Za oknem jesienna słota, nic tylko wskoczyć pod kocyk i… pouczyć się czegoś nowego!
Mamy na dzisiaj dla Was kilka wyrażeń angielskich związanych właśnie z tą porą roku.
Ale na początek samo słowo jesień.
Na Wyspach Brytyjskich usłyszymy słowo autumn, w Stanach Zjednoczonych – fall. Pierwsze pochodzi od łacińskiego słowa autumnus, drugie od spadających liści (falling leaves). Jako ciekawostkę warto dodać, że przed XVI wiekiem funkcjonowała inna nazwa – harvest, której dzisiaj używamy jako “zbiory, plony, żniwa”.
A teraz obiecane wyrażenia związane z jesiennym słownictwem:
- Apple of someone’s eye – oczko w głowie
This collection of china has always been the apple of his eye. – Ta kolekcja porcelany zawsze była jego oczkiem w głowie.
- Old chestnut – dowcip, historia opowiadane z setny raz ?
We all love when he’s telling his old chestnuts; even though we know them by heart. – Wszyscy uwielbiamy, kiedy opowiada te swoje stare historie, pomimo tego, że znamy je na pamięć.

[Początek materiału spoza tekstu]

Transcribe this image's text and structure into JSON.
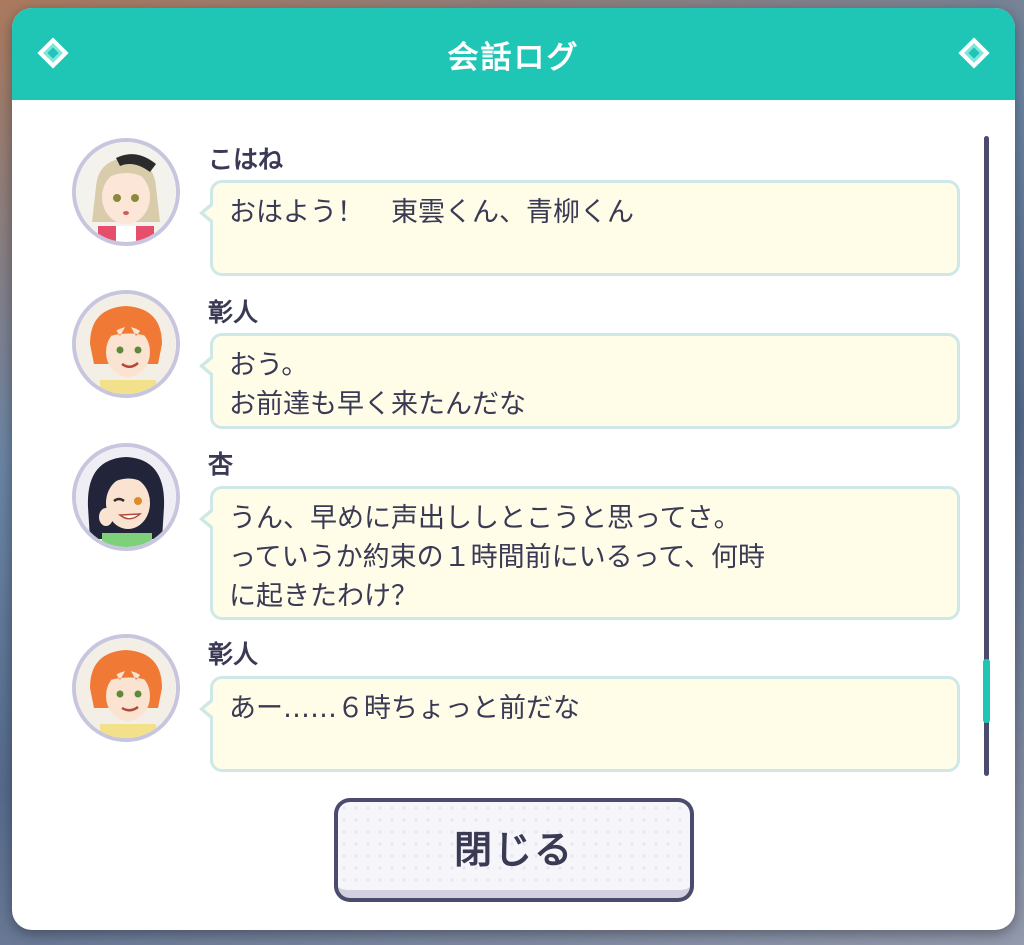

- To turn over a new leaf – zacząć coś nowego, otworzyć “nowy rozdział”
Now when he moved to Greece, he can finally turn over a new leaf. – Teraz, kiedy już przeprowadził się do Grecji, może wreszcie otworzyć nowy rozdział w życiu.
- To be nuts about something – mieć bzika na jakimś punkcie.
She’s nuts about earthquakes. – Ma bzika na punkcie trzęsień ziemi.
- To save something for a rainy day – odłożyć na czarną godzinę, zachować coś na ciężki czas
Świetnie śpiewa o tym Tina Turner w “Two people”:
“(…) Two people gotta stick together
And love one another, save it for a rainy day (…)”
– ta dwójka musi się trzymać razem,
kochać jedno drugie, zachować to uczucie na gorsze dni.
- The autumn years – jesień życia
Try to stay fit as long as possible to get the best of your autumn years. – Postaraj się zostać w dobrej formie, żeby jak najlepiej skorzystać z jesieni swojego życia.
- To squirrel something away – ukryć coś, schować, chomikować
I’ve squirrelled my jewellery away for a rainy day. – Ukryłam moją biżuterię na czarną godzinę.
A teraz pora wyjść spod koca i pójść gdzieś z kimś porozmawiać – najlepiej po angielsku!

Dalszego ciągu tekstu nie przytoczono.